Я тут же побежал в деревню к Рыбаку. Но того не было ни на озере, ни в доме. И дверь его мазанки была заперта на три замка и на три засова – так он обычно закрывал свое жилище, когда на несколько дней покидал деревню.
Он не появился ни через три дня, ни через десять дней. В этот раз гельвет исчез почти на целый месяц.
II. В начале июня, как ты знаешь, день моего гения. Стало быть, в июньские ноны, когда в Риме на Квиринале чествуют Семона Санка или Дия Фидия, твоему, Сенека, ученику и школьному приятелю, Луцию Понтию Пилату, исполнилось четырнадцать лет.
А в третий день после нон, который в Риме посвящен Тибру и который празднуют – помнишь? у Овидия Назона:
Праздник это для тех, кто тянет влажные сети
И прикрывает свои скромной насадкой крючки,
– в этот день, понятия не имея тогда о римских праздниках, в порту Новиодуна я увидел, как из транспортной лодки сошел на берег Рыбак, или Доктор, и сперва сделал вид, что меня не заметил, а когда я догнал его, забежал вперед, преградил дорогу и стал приветствовать, весело воскликнул:
«А! Маленький римлянин!

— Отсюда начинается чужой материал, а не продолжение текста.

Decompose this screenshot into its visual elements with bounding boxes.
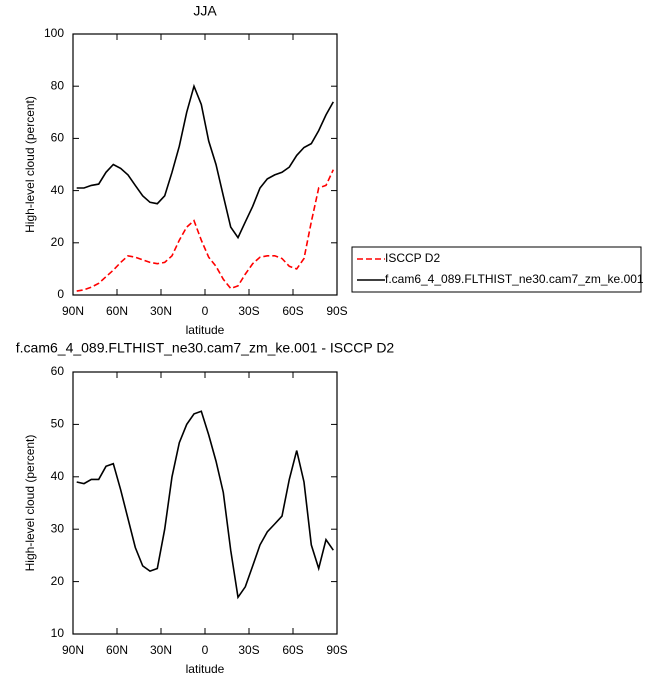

По-прежнему уродуешь речь, Луций Заика?!»
«Д-да! У-у-уродую!» – радостно откликнулся я.
Рыбак же схватил меня за щеку, ущипнул – до этого он никогда так не делал, – потом потрепал по голове, затем слегка толкнул кулаком в грудь и, смеясь, стал отрывисто объявлять:
«Конечно. Мы не закончили. Я был занят. Приходи завтра. Нет, лучше послезавтра. Продолжим путешествия. Помогут, не волнуйся». – Вместо «не волнуйся» он употребил намного более грубое латинское слово, которое я тогда не знал, и сейчас не хочу произносить, даже мысленно.
И пошел по тропинке вдоль озера, закинув за плечо тяжелый узел.
III. Через день, когда я пришел к нему, Рыбак был уже не игривым и оживленным, а сосредоточенным и будто немного грустным. Он не резал меня фиолетовым взглядом, но и не ласкал своим детским зеленым.
Мы вышли из деревни. И едва вступили в буковую рощу, гельвет стал мне рассказывать о гатуате, о его богах, о знании и силе.
И вот что он мне поведал, если кратко излагать:
(2) Прежде всего мне было объявлено, что месяц назад, когда мы представлялись туману, я шагнул в Третью долину и увидел коридор, который ведет в гатуат.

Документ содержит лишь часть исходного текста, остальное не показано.